Ян Беверен озабоченно и растерянно поглядел на свою руку, которая давно уже была снова годна для садовых работ, а я подумал: надо же, а я и не знал, что «конечность» женского рода. И еще я подумал: кажется, пронесло, но все же укол Рудлофу я сделал не зря.

Тут заговорил гауптштурмфюрер:

— Вернемся к делу, солдат. Вашего слова мне достаточно, ясно, что с теми, за стеной, вы ничего общего не имеете. Но на мой старомодный вкус вы слишком мало или совсем ничего общего не имеете и о теми, кто находится внутри этих стен. Ваше отношение к некоторым личностям я вполне разделяю. Можете не жаловать безнравственную скотину газовщика, точно так же и почтаря, забившего польскую девушку из-за своих штанов после того, как он не упускал случая залезть к ней в ее собственные, — этих я не защищаю. При других обстоятельствах не стал бы защищать и еще кое-кого. Но нынешние обстоятельства, как их изящно называет господин Лунденбройх, — обстоятельства содружества поневоле, недобровольного союза. Отпадение одного или другого означает начало разложения. Так не годится, солдат. Вы сторонитесь Рудлофа, потому что он был в гестапо. И что из этого следует? Что Лунденбройх должен сторониться меня, потому что мы совершенно разного мнения о двадцатом июля. А я — сторониться Беверена, потому что он — из «Мертвой головы» и служил в Аушвице, хотя бы и садовником, а я всегда был фронтовиком. Беверен же не захочет знаться с Гейсслером, потому что Гейсслер служил в Треблинке, а у них там не было ни одной тюльпановой рабатки. Генерал Эйзенштек и генерал-майор Нетцдорф должны разойтись, их разделяет проблема бумаги. Железнодорожный советник, который так хорошо говорит по-английски, не признает газовщика и почтовика за то, что они собственноручно отправили на тот свет лиц польской национальности, сам он отправлял их только по железной дороге, да и то письменно. Так не пойдет, солдат.

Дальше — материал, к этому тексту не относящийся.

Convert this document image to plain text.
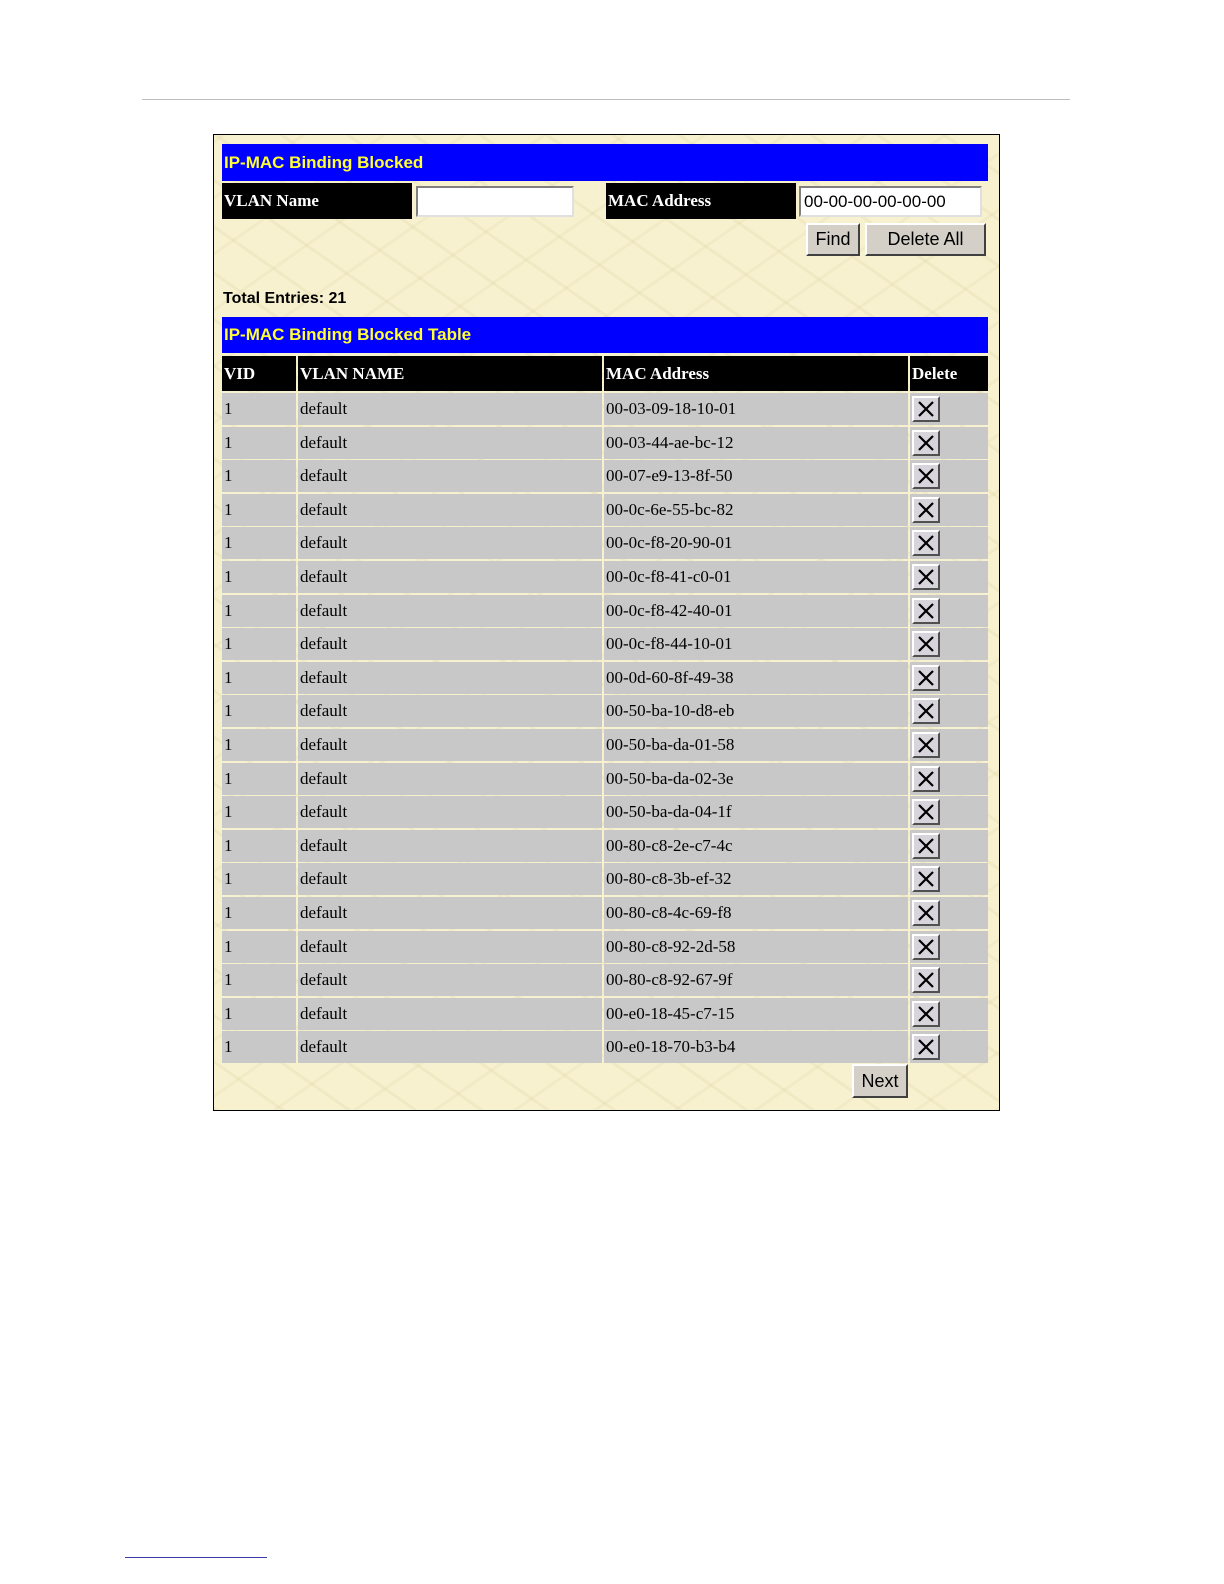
IP-MAC Binding Blocked
VLAN Name	MAC Address
00-00-00-00-00-00
Find	Delete All
Total Entries: 21
IP-MAC Binding Blocked Table
VID	VLAN NAME	MAC Address	Delete
1	default	00-03-09-18-10-01
1	default	00-03-44-ae-bc-12
1	default	00-07-e9-13-8f-50
1	default	00-0c-6e-55-bc-82
1	default	00-0c-f8-20-90-01
1	default	00-0c-f8-41-c0-01
1	default	00-0c-f8-42-40-01
1	default	00-0c-f8-44-10-01
1	default	00-0d-60-8f-49-38
1	default	00-50-ba-10-d8-eb
1	default	00-50-ba-da-01-58
1	default	00-50-ba-da-02-3e
1	default	00-50-ba-da-04-1f
1	default	00-80-c8-2e-c7-4c
1	default	00-80-c8-3b-ef-32
1	default	00-80-c8-4c-69-f8
1	default	00-80-c8-92-2d-58
1	default	00-80-c8-92-67-9f
1	default	00-e0-18-45-c7-15
1	default	00-e0-18-70-b3-b4
Next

Я не собираюсь твердить вам: наша честь называется верность — это ведь тоже прекрасное изречение. Дело обстоит гораздо проще, господин поэт: мы нераздельны, как ветер и море. Да, да, каждый спасается, как может, но при одном условии: что он не топит другого, если дело идет о жизни и смерти. А дело идет именно об этом — наши польские друзья не оставляют нам в том никаких сомнений.

Если речь идет о вашем спасении, господин соотечественник, то, по мне, можете хоть рассказывать, что вы великий муфтий Иерусалимский или маршал Маннергейм, но извольте, юноша, никого здесь не обзывать нацистом. Это, по сути, только другая форма перехода к врагу.

— У вас все? — спросил я. Больше мне ничего не пришло в голову.

— Все, — ответил гауптштурмфюрер, — почти все. Только еще одна мелочь, о которой бы мне не хотелось забыть.

Допустим, вы не та птица, за которую вас держат поляки, это вполне возможно. И кто же вы тогда — голубая невинность? Только что вы тут разорялись по поводу того, как выглядит теперь еврейский квартал, в расстрелах заложников вы тоже нашли порок, этой старой гестаповской крысе вы говорите «нацист» — словом, вы нам всячески даете понять, что к еврейскому кварталу, к заложникам и к гестапо вы никакого отношения не имеете. Вы будете смеяться — я тоже не имею. Но разве из-за этого я стал бы обзывать вас нацистом? Только один вопрос, солдат, вы когда-нибудь стреляли во что-нибудь иноземное?